I have, you might say, a visceral appreciation for this plan’s appeal. But I do have some questions.

For example: How will Warren make sure public-college tuition stays at what the federal government is willing to pay? Those colleges are run by the states, and the federal government has no constitutional authority to set tuition at state institutions.

The benefit could be limited to schools that voluntarily cap tuition at the federally guaranteed rate, of course. But making college free for students, while setting a ceiling on the revenue they generate, will increase the number of students and decrease the resources available to serve them.

Which brings me to my next question: How is Warren going to prevent the overcrowding and deteriorating conditions that tend to afflict free university systems in Europe? The United States has the best tertiary education system in the world; will it still be the best when Warren is done with it?

Easy answer: Make those federal payments generous. But, sorry, one more question: How do we pay for it?

Warren says that the whole cost can be covered by her Ultra-Millionaire Tax. Oh, no, more questions, like “Is that tax plan constitutional?” (Answer: maybe not.) Also, Warren already promised a chunk of that money to her new child-care subsidy. After giving everyone cheap day care, how much will be left over for forgiving nearly $1.6 trillion of outstanding student-loan debt, and sending every public-college student to school for free?

But the biggest question I have is simply: Why spend federal money on this? College graduates are the best-off people in the country, in almost every way. There are probably better candidates for new spending; about two-thirds of the population, in fact.
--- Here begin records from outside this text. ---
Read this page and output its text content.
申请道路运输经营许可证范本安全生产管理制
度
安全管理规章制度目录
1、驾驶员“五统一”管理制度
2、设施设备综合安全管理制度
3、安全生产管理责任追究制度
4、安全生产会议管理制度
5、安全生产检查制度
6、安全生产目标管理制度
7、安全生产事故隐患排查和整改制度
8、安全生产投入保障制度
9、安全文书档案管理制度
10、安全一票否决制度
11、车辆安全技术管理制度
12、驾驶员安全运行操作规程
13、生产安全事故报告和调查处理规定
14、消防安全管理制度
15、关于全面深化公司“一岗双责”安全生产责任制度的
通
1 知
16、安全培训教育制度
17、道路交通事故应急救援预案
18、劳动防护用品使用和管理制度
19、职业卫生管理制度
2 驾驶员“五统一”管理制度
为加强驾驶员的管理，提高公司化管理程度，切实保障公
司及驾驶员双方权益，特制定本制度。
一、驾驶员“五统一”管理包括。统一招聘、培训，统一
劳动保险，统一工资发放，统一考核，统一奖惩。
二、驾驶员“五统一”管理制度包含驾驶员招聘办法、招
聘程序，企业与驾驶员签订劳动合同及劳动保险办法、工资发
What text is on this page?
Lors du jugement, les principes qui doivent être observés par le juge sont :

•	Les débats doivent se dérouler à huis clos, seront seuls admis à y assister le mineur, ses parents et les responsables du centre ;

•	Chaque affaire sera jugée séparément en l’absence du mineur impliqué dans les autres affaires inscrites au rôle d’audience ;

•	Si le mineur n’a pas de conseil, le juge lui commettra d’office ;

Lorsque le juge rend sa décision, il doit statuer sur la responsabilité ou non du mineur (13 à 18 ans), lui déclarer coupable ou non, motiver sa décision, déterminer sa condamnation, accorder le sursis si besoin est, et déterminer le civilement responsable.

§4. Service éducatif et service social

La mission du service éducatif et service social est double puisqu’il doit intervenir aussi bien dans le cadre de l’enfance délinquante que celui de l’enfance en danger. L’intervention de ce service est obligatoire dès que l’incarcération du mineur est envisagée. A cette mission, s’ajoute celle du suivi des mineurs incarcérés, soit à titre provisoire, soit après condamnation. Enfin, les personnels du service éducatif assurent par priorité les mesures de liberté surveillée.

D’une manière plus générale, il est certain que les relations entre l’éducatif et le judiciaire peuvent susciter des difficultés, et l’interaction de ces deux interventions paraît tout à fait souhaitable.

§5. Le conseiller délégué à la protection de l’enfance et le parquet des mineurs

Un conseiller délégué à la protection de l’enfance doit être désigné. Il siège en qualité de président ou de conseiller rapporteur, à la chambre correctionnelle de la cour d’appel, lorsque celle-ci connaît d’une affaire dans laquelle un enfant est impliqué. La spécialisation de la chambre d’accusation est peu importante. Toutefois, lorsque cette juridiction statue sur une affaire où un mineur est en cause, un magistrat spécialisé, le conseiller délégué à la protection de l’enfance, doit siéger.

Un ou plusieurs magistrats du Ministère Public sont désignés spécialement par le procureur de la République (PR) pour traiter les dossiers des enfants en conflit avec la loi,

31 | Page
The burden of student loans doesn’t even begin to erase the economic benefits of the degree they paid for. Over a lifetime, college graduates will earn hundreds of thousands of dollars more than their less-educated peers. Meanwhile, the median student loan balance is around $17,000; more like “new economy car” than “perpetual debt slavery.”

Americans have about $1.1 trillion of outstanding auto debt, not that far from that $1.6 trillion in student loans, but without already-generous government repayment subsidies. If you wouldn’t claim that Toyota Corollas are imposing a grievous, unsupportable burden on the nation’s youth, then you probably shouldn’t make similar claims about student loans.

The difference, of course, is that the sort of people who peruse campaign planks tend to be the kind of people who have borrowed against a major chunk of their income to get a degree, not a car. And the people who write the planks, or write about them, may well have borrowed a lot of money to get a fancy degree; and then gone into something personally rewarding, such as writing or political activism, instead of something lucrative.

Those people do face real difficulties, but they tend to think that their own struggles are more common, and of greater national significance, than those struggles actually are. And these people appear to be increasingly more concentrated among the Democratic base, as Democrats become the party of the professional class, and of the working poor.

Naturally, Democrats want to appeal to their educated voters, since that group drives a lot of votes in the primaries. Which is why, when they announce new programs to help “struggling American families” and levy new taxes on “the rich” to pay for them, the cutoff for both is so often set at $250,000, well above any reasonable definition either of “rich” or “struggling.”

There’s always a danger in any high-low economic coalition that the agenda gets set by the elite members, and justified by the poor ones. And indeed, Warren touts the benefits of her proposals for low-paid teachers, single mothers, first-generation minority college students … even though the big-ticket items seem exquisitely tailored to the biggest financial burdens of affluent young professionals.

Which prompts one more question about Warren’s plan: cui bono?